We can use the Moon to learn how to live and work effectively and productively on another world. This goal requires us to learn how to build protective shelters, safe from the thermal and radiation extremes of deep space. To provision ourselves, we must learn how to extract our supplies from local resources, including life support consumables, and learn how to build infrastructure using local resources for construction materials. Once established on the lunar surface, we will use these new capabilities to explore our nearest neighbor in space as well as to build a “transcontinental railroad” in cislunar space and establish a permanent beachhead off Earth. On the Moon, we will learn how to explore a planet using the optimum combination of people and robots, each doing the tasks at which they uniquely excel. Finally, we will reveal and decipher the record of planetary and solar system evolution recorded in the rocks of the Moon. Some mysteries uncovered by the Apollo explorations revolutionized Earth science. Additional exploration will reveal even more startling secrets and continue to revolutionize our understanding of the world and universe around us.

Why is it important for the United States to make the Moon a high priority goal? Because the United States is not the only nation interested in it. This coin of international interest has two sides. On the positive side, our partners in current space endeavors, such as the International Space Station, have expressed great interest in human missions to the Moon. Some have begun the process of gathering detailed information from precursor robotic missions to enable future human missions to the Moon. How can we proclaim world leadership in space if we ignore a prominent destination that so many other nations are anxious to visit and exploit? Nations such as China have plans to explore and use the Moon with both robotic machines and with people. While their lunar intentions appear benign at present, they are developing capabilities now that could pose a threat to the security of this nation and other countries in the near future. Thus, there is a strategic dimension to American lunar presence.
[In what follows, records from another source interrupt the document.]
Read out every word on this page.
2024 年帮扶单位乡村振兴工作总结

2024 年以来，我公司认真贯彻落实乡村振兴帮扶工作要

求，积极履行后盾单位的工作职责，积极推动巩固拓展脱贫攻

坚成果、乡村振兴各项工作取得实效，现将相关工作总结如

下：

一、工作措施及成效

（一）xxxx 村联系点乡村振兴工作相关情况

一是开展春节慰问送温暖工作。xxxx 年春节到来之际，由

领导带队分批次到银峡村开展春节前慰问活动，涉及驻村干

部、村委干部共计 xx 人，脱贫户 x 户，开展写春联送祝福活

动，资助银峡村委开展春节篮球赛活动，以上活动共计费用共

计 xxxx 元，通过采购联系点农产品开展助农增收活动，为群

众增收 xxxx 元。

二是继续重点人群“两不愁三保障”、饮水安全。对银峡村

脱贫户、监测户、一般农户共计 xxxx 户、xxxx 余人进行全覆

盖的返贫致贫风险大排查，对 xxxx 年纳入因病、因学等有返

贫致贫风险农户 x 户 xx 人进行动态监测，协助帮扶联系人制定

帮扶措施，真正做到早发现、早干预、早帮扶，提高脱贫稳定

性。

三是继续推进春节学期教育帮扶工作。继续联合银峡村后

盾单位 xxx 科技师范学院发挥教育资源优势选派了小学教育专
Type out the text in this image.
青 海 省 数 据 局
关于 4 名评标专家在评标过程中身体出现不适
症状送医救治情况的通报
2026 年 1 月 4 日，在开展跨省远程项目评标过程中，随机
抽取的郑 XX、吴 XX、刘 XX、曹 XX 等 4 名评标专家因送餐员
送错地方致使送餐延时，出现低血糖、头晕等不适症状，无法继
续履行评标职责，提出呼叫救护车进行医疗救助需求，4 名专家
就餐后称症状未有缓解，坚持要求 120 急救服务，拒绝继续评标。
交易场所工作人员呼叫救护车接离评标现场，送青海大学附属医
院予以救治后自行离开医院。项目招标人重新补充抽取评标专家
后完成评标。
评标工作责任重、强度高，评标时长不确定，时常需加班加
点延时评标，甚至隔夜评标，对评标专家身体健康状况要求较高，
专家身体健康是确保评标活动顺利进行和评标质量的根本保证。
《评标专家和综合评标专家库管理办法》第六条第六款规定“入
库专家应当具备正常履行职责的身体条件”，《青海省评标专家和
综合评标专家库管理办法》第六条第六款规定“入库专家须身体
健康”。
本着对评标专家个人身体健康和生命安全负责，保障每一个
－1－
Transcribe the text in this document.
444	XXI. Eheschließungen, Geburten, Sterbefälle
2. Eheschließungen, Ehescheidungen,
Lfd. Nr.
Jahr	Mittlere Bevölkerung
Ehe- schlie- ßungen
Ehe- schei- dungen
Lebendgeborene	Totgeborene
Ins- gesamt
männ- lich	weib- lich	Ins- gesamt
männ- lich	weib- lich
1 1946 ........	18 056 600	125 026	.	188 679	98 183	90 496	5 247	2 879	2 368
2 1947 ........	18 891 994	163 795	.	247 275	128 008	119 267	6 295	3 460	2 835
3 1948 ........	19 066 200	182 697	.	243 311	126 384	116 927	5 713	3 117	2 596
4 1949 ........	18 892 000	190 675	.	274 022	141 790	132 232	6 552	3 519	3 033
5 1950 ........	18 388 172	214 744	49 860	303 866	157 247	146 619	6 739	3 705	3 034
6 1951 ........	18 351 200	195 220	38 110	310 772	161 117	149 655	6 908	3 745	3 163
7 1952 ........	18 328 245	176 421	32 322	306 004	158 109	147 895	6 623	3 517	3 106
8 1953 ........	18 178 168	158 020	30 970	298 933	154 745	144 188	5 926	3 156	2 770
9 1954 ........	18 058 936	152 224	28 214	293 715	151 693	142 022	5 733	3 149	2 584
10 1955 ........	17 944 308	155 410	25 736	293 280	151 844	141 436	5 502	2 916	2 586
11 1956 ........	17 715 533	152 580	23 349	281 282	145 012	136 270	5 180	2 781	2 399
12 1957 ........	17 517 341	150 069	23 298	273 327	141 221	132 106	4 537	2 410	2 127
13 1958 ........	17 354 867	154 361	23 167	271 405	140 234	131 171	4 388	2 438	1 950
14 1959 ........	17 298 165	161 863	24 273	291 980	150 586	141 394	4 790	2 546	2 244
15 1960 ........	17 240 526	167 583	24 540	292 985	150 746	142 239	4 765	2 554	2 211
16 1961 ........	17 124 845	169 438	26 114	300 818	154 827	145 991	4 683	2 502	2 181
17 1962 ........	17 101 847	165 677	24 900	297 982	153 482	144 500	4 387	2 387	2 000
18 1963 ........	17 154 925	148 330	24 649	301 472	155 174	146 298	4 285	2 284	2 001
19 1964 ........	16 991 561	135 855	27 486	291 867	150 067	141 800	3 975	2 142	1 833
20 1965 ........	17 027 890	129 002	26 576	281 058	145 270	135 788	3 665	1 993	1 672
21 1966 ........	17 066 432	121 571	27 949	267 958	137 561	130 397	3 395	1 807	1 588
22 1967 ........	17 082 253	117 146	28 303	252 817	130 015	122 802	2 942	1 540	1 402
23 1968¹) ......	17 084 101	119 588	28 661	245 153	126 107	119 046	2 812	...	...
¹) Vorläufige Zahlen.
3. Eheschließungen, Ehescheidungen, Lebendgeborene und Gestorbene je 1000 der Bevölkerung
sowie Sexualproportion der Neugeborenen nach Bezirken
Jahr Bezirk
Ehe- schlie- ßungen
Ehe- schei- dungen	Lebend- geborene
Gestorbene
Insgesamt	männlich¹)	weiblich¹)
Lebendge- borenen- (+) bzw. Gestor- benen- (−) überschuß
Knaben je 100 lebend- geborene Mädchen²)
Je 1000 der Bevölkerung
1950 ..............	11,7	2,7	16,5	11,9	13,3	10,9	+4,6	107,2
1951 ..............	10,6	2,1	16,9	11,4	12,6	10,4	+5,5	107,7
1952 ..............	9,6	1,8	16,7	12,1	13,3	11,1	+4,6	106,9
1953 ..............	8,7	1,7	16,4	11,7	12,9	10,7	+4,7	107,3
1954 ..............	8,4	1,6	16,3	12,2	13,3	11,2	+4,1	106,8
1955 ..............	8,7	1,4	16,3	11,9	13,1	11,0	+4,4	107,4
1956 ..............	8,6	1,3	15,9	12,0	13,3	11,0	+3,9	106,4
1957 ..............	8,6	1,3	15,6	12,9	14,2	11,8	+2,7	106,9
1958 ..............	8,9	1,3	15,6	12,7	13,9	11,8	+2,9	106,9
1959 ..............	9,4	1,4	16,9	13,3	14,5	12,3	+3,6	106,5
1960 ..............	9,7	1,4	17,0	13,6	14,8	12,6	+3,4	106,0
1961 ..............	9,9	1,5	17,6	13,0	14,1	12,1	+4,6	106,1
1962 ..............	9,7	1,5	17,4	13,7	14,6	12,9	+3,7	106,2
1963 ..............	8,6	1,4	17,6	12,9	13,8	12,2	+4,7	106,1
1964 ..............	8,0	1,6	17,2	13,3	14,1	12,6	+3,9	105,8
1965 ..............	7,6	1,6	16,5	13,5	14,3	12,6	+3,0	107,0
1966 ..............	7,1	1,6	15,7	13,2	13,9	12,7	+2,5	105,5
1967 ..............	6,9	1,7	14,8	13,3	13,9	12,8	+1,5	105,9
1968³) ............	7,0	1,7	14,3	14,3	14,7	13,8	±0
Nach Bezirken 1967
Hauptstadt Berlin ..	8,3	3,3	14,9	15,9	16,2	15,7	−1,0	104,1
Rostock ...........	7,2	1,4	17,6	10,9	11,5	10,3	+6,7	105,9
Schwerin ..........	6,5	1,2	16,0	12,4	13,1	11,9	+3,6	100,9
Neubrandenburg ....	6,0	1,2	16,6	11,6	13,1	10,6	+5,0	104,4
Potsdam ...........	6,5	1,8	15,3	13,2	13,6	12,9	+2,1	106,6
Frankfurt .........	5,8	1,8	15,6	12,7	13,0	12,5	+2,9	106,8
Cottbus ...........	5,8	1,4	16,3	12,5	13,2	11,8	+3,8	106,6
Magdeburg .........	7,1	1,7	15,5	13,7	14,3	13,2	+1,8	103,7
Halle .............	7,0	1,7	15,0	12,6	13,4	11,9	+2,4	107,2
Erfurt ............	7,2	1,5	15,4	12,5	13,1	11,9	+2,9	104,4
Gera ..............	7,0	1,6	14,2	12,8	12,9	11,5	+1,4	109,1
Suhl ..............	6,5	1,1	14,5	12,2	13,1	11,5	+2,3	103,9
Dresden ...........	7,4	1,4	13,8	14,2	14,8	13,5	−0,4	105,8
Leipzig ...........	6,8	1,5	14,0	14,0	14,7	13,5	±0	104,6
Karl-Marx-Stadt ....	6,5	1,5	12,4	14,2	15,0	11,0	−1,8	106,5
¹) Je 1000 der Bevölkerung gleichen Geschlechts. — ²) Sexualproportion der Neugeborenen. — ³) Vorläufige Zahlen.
It is vital to the security and economic health of the community of nations that future societies in space develop according to pluralistic, democratic principles and that commerce is open to free markets, with respect for property rights and contract law. Although American presence in cislunar space does not guarantee such an outcome, our absence from this theater could well result in the reverse.

What makes the Moon both important and unique? It is close, interesting, and useful. The close proximity of the Moon to Earth means that we can always and easily access it, unlike the limited and infrequent launch windows to all other planetary targets. This nearness means that much of the early preparatory work at the Moon can be done by robots on the lunar surface, as directed from Earth. Thus, the first humans to return to the Moon can arrive at a fully functional, turnkey lunar outpost, assembled in advance by these teleoperated robots. Interest in the Moon derives from its role as a small planet of complex and interesting process and evolution. The Moon’s environment permits unique and specialized scientific and engineering experiments to be conducted—studies not possible anywhere else in the solar system. We will find the answers to questions surrounding our moon’s complexity and gain a fuller understanding of our home planet’s early evolution. The utility of the Moon lies in its material and energy resources, the access to which will allow us to acquire the knowhow and means for humanity to plant its first foothold on another world.